To find out, she sets up an incrementality experiment:

  • Group A (test) sees her ads.
  • Group B (holdback) is randomly selected to not see any ads.

After two weeks, she sees that Group A had 500 conversions, while Group B had only 300. This indicates her ads led to 200 incremental conversions she wouldn’t have had otherwise.

If she had just run an A/B test with different ad creatives, she wouldn’t know if either was really causing purchases or just being seen by already-intending buyers.

Incrementality Experiments vs. A/B Tests

FeatureIncrementality ExperimentA/B Test
GoalMeasure true lift from adsCompare two ad versions
GroupsExposed group vs. control (no exposure)Variation A vs. Variation B
FocusCausality (Would they convert without ad?)Performance difference between versions
Sample SizeLarger, needs statistical depthOften smaller
ComplexityHigh (advanced modeling, holdout logic)Lower (simpler comparisons)
How are incrementality experiments different from A/B experiments?
Comparison between incrementality experiments and A/B testing to measure ad effectiveness.

Conclusion

Incrementality experiments go deeper than traditional A/B tests by helping advertisers understand true ad impact. Rather than just testing which version of an ad works better, incrementality asks, “Would this customer have converted without the ad?”

If you encounter this question on your certification exam, remember:
✅ Incrementality = measuring causal impact of ads.

Knowing this difference can help you manage your media budget better and confidently pass your certification.

I hope you understand the question and how to choose the right option. Now, if you are ready, you can take the exam on Skillshop – Google Ads Measurement Certification. If you want more real exam questions and answers like this one, which have already been covered, follow along. I’ll be breaking down more Google Ads Measurement Certification exam questions with full solutions in the next posts on Google Ads!

FAQs

Are incrementality experiments harder to run than A/B tests?

Incrementality experiments need more planning, complex setup, and advanced stats skills than regular A/B tests because they focus on measuring the real impact by carefully isolating cause and effect.

Can I use Google Ads to run incrementality tests?
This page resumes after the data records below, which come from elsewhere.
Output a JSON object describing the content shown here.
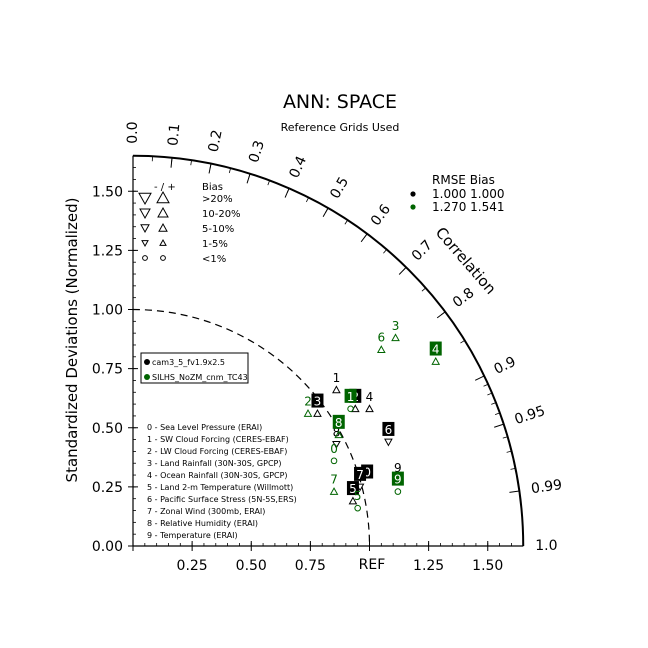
{
  "chart_data": {
    "type": "taylor",
    "title": "ANN: SPACE",
    "subtitle": "Reference Grids Used",
    "ylabel": "Standardized Deviations (Normalized)",
    "arc_label": "Correlation",
    "ref_label": "REF",
    "std_range": [
      0,
      1.65
    ],
    "grid": false,
    "x_tick_labels": [
      "0.00",
      "0.25",
      "0.50",
      "0.75",
      "1.00",
      "1.25",
      "1.50"
    ],
    "x_tick_values": [
      0,
      0.25,
      0.5,
      0.75,
      1.0,
      1.25,
      1.5
    ],
    "y_tick_labels": [
      "0.00",
      "0.25",
      "0.50",
      "0.75",
      "1.00",
      "1.25",
      "1.50"
    ],
    "y_tick_values": [
      0,
      0.25,
      0.5,
      0.75,
      1.0,
      1.25,
      1.5
    ],
    "corr_ticks": [
      {
        "label": "0.0",
        "value": 0.0
      },
      {
        "label": "0.1",
        "value": 0.1
      },
      {
        "label": "0.2",
        "value": 0.2
      },
      {
        "label": "0.3",
        "value": 0.3
      },
      {
        "label": "0.4",
        "value": 0.4
      },
      {
        "label": "0.5",
        "value": 0.5
      },
      {
        "label": "0.6",
        "value": 0.6
      },
      {
        "label": "0.7",
        "value": 0.7
      },
      {
        "label": "0.8",
        "value": 0.8
      },
      {
        "label": "0.9",
        "value": 0.9
      },
      {
        "label": "0.95",
        "value": 0.95
      },
      {
        "label": "0.99",
        "value": 0.99
      },
      {
        "label": "1.0",
        "value": 1.0
      }
    ],
    "rmse_header": "RMSE  Bias",
    "rmse_rows": [
      {
        "values": "1.000 1.000",
        "color": "#000000"
      },
      {
        "values": "1.270 1.541",
        "color": "#006400"
      }
    ],
    "bias_legend": {
      "header_signs": "-  /  +",
      "header": "Bias",
      "rows": [
        {
          "label": ">20%",
          "size": 12,
          "circle": false
        },
        {
          "label": "10-20%",
          "size": 10,
          "circle": false
        },
        {
          "label": "5-10%",
          "size": 8,
          "circle": false
        },
        {
          "label": "1-5%",
          "size": 6,
          "circle": false
        },
        {
          "label": "<1%",
          "size": 6,
          "circle": true
        }
      ]
    },
    "case_legend": [
      {
        "name": "cam3_5_fv1.9x2.5",
        "color": "#000000"
      },
      {
        "name": "SILHS_NoZM_cnm_TC43",
        "color": "#006400"
      }
    ],
    "variable_legend": [
      "0 - Sea Level Pressure (ERAI)",
      "1 - SW Cloud Forcing (CERES-EBAF)",
      "2 - LW Cloud Forcing (CERES-EBAF)",
      "3 - Land Rainfall (30N-30S, GPCP)",
      "4 - Ocean Rainfall (30N-30S, GPCP)",
      "5 - Land 2-m Temperature (Willmott)",
      "6 - Pacific Surface Stress (5N-5S,ERS)",
      "7 - Zonal Wind (300mb, ERAI)",
      "8 - Relative Humidity (ERAI)",
      "9 - Temperature (ERAI)"
    ],
    "series": [
      {
        "name": "cam3_5_fv1.9x2.5",
        "color": "#000000",
        "points": [
          {
            "id": "0",
            "x": 0.99,
            "y": 0.26,
            "marker": "none"
          },
          {
            "id": "1",
            "x": 0.86,
            "y": 0.66,
            "marker": "up"
          },
          {
            "id": "2",
            "x": 0.94,
            "y": 0.58,
            "marker": "up"
          },
          {
            "id": "3",
            "x": 0.78,
            "y": 0.56,
            "marker": "up"
          },
          {
            "id": "4",
            "x": 1.0,
            "y": 0.58,
            "marker": "up"
          },
          {
            "id": "5",
            "x": 0.93,
            "y": 0.19,
            "marker": "up"
          },
          {
            "id": "6",
            "x": 1.08,
            "y": 0.44,
            "marker": "down"
          },
          {
            "id": "7",
            "x": 0.96,
            "y": 0.25,
            "marker": "down"
          },
          {
            "id": "8",
            "x": 0.86,
            "y": 0.43,
            "marker": "down"
          },
          {
            "id": "9",
            "x": 1.12,
            "y": 0.28,
            "marker": "up"
          }
        ]
      },
      {
        "name": "SILHS_NoZM_cnm_TC43",
        "color": "#006400",
        "points": [
          {
            "id": "0",
            "x": 0.85,
            "y": 0.36,
            "marker": "circle"
          },
          {
            "id": "1",
            "x": 0.92,
            "y": 0.58,
            "marker": "circle"
          },
          {
            "id": "2",
            "x": 0.74,
            "y": 0.56,
            "marker": "up"
          },
          {
            "id": "3",
            "x": 1.11,
            "y": 0.88,
            "marker": "up"
          },
          {
            "id": "4",
            "x": 1.28,
            "y": 0.78,
            "marker": "up"
          },
          {
            "id": "5",
            "x": 0.95,
            "y": 0.16,
            "marker": "circle"
          },
          {
            "id": "6",
            "x": 1.05,
            "y": 0.83,
            "marker": "up"
          },
          {
            "id": "7",
            "x": 0.85,
            "y": 0.23,
            "marker": "up"
          },
          {
            "id": "8",
            "x": 0.87,
            "y": 0.47,
            "marker": "up"
          },
          {
            "id": "9",
            "x": 1.12,
            "y": 0.23,
            "marker": "circle"
          }
        ]
      }
    ]
  }
}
Yes. Google offers tools for running incrementality tests, like lift measurement and holdout experiments. These help advertisers measure the true effect of their ads by comparing groups that saw the ads with those that didn’t.

What kind of business should use incrementality tests?

Advertisers who want to know the true impact of their ads should use incrementality tests, especially if customers interact with many touchpoints. These tests are most helpful for businesses with large budgets or complex, multi-channel setups.

Is it necessary to always run incrementality tests?

Not always. Use incrementality experiments mainly to check costly campaigns or when current attribution methods don’t clearly show the real impact of ads. Save these tests for times when being sure is important.